About the riding, he uses his hinglegs great. This is what people seek in dressagehorses. You should ride him more uphill(gaits) to showoff his hindleg use. You should also ride him low and round while warming up. Get his neck muscles supple. He looks like a bit stiff and as if he is hanging in your hand.
Ride him a bit deeper on the bit. His neck will stand well out when riding.

As for his conformation:
He is standing good on his legs. Beautiful long dressage legs!
Not much to say. With the right amout of training and attention you could get quite far together. I would take my time and make him a star. 

x Kathleen


----------



## kershkova (Jun 25, 2008)

He has very nice conformation. I love grays they are very pretty (handsome sense hes a boy) lol


----------



## cfesnoux (Dec 29, 2008)

Oooo, thanks for the last few compliments, and defiantly thank you KGimages for the critique. 
As much as I love him (I have owned him since he was 6 months old) I can't afford to give him the time and loving that he deserves now. So... I have decided to sell him. With the economy as it is now it is tough! I would like some one to bring him up through the levels, that I think would be really nice for him. But, paramountly, I am looking for someone who can give him the time and loving he deserves.
Here a few videos off of youtube:

















His bloodlines Remali are:
Sire: Infiniti Z by Eternety (Sharem El Sheikh and Morafic line), out of Ksabaj (double Bask line)
Dam: Charadina Fad by Fadames (Al Marah line), out of Charaba)


----------



## Spyder (Jul 27, 2008)

Interesting how perspectives can change after you see something in motion.


----------



## cfesnoux (Dec 29, 2008)

by the way, the grey horse in your avatar is beautiful!


----------



## cfesnoux (Dec 29, 2008)

mm spyder, that doesn't sound too positive. Do you mind telling me what you think? Now, this lad has not had any consistent training or riding for that matter but he is a good boy, who is fun to ride. I am not saying he has any amazing potential but I still think he is flashy and has heart.


----------



## Spyder (Jul 27, 2008)

Nothing more than just that a picture and a video are two different things.


----------



## Remali (Jul 22, 2008)

I like him even better now that I've seen his vidoes, he's a lovely mover!
And I like his bloodlines, I especially love the Al-Marah horses.

The grey horse in my avatar?

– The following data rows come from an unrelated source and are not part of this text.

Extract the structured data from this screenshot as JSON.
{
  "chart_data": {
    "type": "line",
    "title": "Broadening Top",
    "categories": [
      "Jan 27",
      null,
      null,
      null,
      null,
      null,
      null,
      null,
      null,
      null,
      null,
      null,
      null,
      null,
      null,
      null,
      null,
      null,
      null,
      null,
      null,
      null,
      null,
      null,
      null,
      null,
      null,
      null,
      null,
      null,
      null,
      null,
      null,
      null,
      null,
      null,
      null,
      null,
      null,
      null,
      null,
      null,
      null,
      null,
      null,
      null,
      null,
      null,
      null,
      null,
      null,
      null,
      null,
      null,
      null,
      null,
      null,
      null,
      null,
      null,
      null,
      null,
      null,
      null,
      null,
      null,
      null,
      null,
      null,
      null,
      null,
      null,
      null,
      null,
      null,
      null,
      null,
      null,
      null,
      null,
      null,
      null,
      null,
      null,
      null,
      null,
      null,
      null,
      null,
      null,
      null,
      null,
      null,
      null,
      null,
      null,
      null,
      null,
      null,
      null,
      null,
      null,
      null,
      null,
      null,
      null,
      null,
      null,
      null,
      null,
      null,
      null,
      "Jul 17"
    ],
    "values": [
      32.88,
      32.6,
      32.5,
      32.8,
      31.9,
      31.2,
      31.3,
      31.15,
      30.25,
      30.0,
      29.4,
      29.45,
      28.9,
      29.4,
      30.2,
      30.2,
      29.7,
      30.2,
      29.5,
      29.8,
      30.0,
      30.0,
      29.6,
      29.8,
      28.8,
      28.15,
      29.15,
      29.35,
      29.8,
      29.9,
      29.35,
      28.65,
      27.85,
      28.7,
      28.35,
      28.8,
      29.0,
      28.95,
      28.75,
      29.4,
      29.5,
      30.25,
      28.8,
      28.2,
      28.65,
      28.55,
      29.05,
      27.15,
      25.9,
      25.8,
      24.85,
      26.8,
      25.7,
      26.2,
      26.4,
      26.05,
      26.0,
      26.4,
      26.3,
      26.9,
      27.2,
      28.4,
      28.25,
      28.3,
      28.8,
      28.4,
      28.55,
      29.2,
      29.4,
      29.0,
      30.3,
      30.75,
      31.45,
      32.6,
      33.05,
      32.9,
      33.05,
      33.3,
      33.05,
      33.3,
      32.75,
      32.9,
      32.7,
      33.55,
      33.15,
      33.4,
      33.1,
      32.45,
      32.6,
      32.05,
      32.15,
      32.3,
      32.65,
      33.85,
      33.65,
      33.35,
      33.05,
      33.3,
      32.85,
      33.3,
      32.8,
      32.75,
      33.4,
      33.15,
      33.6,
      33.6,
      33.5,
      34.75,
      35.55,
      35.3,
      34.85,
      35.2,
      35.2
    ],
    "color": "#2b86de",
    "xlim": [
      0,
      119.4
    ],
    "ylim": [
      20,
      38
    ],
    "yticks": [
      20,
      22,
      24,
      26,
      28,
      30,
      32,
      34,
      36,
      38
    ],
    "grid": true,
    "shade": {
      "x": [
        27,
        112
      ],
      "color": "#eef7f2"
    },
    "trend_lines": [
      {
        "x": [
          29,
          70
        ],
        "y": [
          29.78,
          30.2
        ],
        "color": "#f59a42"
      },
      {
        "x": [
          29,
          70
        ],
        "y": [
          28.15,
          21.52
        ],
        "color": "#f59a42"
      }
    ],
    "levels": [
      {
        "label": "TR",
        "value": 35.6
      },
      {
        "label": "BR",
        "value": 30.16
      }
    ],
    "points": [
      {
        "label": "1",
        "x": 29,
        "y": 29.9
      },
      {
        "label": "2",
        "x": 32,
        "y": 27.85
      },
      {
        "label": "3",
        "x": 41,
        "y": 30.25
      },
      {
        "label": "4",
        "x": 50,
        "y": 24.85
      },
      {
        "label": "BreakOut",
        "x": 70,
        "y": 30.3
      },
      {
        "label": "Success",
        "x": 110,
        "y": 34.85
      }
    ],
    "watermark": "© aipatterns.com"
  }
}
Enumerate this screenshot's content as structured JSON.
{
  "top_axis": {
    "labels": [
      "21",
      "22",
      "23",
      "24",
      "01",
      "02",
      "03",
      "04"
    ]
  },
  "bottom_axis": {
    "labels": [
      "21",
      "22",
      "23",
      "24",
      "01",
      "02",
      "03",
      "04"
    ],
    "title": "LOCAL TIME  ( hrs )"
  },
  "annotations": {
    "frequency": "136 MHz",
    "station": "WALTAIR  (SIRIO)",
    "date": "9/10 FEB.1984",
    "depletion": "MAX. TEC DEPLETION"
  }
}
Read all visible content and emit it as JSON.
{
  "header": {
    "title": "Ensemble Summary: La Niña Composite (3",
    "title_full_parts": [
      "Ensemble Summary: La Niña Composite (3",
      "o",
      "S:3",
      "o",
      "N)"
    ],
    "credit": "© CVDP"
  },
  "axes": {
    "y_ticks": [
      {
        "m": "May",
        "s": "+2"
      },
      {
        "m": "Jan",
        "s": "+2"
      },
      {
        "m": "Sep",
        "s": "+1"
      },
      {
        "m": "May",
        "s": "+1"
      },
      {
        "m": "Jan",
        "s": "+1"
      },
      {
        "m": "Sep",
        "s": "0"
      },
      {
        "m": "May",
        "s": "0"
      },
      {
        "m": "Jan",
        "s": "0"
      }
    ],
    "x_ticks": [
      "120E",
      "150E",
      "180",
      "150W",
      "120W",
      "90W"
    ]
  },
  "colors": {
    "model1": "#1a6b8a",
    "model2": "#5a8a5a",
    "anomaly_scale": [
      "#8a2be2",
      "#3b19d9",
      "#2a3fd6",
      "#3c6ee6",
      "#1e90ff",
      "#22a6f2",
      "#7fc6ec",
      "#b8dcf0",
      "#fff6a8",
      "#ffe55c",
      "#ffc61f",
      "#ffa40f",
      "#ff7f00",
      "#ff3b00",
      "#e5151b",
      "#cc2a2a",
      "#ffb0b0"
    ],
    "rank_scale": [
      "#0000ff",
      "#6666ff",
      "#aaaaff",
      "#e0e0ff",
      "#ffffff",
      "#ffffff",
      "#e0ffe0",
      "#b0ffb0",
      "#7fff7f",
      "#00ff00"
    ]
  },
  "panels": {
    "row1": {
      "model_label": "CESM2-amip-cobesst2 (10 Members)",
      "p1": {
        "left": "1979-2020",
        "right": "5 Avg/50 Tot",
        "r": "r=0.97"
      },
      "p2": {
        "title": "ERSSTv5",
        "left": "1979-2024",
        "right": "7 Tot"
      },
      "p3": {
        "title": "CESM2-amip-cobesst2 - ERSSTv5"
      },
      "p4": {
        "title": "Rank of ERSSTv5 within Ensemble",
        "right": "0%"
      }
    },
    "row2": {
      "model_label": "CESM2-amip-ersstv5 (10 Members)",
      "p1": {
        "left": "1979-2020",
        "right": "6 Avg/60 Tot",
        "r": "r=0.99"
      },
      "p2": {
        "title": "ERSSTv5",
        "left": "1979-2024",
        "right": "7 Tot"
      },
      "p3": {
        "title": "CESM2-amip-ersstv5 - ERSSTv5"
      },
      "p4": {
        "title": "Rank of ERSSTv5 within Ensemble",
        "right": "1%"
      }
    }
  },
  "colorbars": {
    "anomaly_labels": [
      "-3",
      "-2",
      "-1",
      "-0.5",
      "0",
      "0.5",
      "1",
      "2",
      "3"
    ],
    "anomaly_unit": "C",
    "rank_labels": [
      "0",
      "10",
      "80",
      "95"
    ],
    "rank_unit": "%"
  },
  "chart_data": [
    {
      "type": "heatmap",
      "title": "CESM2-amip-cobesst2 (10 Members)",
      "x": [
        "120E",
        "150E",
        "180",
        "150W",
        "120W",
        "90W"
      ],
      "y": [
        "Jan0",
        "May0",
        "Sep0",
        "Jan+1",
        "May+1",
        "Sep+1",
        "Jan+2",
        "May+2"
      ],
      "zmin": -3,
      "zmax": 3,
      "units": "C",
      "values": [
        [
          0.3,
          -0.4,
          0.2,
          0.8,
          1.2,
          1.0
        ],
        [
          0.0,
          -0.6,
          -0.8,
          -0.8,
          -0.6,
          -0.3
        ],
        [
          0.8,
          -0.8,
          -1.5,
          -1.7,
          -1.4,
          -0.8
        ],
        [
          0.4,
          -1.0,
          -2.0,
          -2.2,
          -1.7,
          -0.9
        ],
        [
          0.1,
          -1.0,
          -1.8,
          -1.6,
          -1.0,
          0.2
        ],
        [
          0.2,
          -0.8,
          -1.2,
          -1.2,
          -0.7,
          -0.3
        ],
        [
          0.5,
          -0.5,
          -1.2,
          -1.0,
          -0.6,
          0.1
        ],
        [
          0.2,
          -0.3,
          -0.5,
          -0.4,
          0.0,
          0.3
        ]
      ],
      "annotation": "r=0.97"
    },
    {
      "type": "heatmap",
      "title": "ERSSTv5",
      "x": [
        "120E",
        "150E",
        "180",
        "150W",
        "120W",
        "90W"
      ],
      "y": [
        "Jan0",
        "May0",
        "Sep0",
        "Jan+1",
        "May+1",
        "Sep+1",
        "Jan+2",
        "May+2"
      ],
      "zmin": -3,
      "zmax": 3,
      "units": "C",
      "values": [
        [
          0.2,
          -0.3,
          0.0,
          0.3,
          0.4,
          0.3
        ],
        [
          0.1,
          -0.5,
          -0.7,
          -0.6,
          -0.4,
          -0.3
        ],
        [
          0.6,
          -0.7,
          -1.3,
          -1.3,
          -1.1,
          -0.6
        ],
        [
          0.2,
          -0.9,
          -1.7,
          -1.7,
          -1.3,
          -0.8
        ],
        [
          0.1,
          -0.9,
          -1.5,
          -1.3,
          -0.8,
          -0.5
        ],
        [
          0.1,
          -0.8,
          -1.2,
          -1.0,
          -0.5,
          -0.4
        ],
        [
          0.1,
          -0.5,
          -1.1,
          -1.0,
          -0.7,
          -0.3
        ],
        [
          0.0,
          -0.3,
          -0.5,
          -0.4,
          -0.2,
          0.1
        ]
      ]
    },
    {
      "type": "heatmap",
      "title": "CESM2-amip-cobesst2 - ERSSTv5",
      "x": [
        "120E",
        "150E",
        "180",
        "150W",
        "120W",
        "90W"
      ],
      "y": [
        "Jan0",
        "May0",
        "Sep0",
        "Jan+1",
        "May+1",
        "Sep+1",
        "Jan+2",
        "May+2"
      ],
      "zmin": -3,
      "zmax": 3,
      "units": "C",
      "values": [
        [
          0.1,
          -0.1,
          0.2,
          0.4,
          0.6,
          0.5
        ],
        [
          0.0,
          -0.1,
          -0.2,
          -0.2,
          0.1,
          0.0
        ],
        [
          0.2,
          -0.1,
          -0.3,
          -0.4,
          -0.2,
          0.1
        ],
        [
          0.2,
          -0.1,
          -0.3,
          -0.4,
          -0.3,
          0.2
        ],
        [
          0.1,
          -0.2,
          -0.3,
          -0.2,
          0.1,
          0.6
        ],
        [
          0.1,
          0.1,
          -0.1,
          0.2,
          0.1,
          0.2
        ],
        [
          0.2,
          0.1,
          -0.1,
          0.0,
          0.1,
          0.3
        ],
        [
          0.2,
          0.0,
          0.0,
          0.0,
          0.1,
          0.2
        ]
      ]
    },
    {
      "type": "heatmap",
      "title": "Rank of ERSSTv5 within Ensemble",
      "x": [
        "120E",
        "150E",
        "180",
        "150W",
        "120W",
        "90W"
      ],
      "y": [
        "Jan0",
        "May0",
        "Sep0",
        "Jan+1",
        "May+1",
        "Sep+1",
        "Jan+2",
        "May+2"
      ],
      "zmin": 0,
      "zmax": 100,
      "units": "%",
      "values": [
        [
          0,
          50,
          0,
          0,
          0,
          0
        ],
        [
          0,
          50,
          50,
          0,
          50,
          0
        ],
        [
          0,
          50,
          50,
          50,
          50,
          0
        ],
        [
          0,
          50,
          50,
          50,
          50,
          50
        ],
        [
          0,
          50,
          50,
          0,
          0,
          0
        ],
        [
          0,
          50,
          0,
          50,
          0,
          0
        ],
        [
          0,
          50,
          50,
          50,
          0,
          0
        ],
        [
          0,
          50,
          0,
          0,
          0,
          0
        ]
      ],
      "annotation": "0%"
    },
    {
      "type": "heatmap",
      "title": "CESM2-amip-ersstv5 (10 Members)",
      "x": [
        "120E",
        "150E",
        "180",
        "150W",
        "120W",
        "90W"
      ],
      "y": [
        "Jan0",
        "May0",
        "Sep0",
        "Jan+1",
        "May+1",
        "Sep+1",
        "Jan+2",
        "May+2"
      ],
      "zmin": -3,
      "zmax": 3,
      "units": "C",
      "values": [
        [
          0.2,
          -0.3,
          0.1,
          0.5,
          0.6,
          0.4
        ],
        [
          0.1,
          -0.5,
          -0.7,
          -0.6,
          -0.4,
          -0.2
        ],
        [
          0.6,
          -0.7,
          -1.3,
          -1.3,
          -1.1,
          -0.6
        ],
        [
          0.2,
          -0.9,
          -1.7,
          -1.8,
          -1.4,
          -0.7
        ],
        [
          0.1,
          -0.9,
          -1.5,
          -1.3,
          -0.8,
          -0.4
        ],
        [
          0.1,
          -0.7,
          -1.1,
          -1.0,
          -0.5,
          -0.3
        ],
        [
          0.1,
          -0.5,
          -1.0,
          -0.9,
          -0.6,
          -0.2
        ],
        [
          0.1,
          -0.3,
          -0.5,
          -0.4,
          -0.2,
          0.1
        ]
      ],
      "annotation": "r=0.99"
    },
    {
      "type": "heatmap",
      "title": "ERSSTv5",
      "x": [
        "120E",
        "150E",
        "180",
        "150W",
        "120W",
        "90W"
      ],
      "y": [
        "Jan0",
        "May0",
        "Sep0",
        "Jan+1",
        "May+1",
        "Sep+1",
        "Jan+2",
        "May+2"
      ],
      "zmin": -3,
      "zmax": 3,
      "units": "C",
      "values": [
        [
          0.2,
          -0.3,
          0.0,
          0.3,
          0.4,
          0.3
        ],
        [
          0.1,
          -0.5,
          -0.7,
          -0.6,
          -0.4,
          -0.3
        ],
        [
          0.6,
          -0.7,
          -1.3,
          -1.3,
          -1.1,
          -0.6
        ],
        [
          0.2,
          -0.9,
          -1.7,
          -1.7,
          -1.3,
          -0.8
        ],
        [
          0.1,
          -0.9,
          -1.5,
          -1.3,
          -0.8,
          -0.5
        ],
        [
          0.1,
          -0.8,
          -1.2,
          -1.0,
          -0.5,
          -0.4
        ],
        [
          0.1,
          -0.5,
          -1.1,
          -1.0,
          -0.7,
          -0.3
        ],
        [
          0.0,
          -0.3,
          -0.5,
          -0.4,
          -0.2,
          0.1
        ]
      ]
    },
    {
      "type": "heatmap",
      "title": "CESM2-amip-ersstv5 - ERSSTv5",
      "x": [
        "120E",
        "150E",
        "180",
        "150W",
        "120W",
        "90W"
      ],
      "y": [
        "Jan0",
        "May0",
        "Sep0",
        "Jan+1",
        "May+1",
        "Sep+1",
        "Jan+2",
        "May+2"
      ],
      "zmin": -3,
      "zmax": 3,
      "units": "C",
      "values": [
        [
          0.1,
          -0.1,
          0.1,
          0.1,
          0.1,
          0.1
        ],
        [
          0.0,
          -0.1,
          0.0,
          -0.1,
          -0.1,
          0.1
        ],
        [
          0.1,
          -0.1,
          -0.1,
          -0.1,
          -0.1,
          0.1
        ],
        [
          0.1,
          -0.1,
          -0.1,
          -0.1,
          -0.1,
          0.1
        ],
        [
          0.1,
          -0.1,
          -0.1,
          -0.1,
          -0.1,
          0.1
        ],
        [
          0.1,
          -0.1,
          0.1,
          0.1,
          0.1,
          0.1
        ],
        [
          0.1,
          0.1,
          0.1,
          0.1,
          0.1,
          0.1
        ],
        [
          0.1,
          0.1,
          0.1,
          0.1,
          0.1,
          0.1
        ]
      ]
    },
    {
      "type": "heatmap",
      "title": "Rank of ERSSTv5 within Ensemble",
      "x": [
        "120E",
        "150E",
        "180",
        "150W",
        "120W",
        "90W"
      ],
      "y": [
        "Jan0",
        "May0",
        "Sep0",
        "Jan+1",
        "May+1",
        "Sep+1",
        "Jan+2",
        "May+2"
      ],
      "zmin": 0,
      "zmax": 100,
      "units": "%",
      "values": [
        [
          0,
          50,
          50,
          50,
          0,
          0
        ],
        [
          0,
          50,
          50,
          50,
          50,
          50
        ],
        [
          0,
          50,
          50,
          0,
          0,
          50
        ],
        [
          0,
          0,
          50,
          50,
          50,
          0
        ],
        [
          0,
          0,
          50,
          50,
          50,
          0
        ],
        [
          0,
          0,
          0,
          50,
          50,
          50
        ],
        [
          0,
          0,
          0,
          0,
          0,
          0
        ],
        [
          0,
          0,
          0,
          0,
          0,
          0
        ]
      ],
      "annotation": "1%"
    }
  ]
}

Thank you, he was an amazing purebred gelding I used to own, he passed away a few years ago at the age of 30. He was an *Exelsjor son out of a Crabbet-bred, *Raseyn-bred mare.


----------



## ALYJOMOFO (Dec 30, 2008)

he moves nice. looks like he could maybe do hunter pleasure as well if that interests you or his prospective buyers.


----------



## kacyponygirl (Jan 11, 2009)

His hind end is smaller in proportion to his neck and back which are all suppose to be about equal legnth. But other than that, he seems level maybe even a tinge uphill which is good for dressage, he has nice short cannon bones,nice muscling and an exquisite face, nice sloping shoulder, pasterns aren't too upright. His arched neck is good for dressage as well.


----------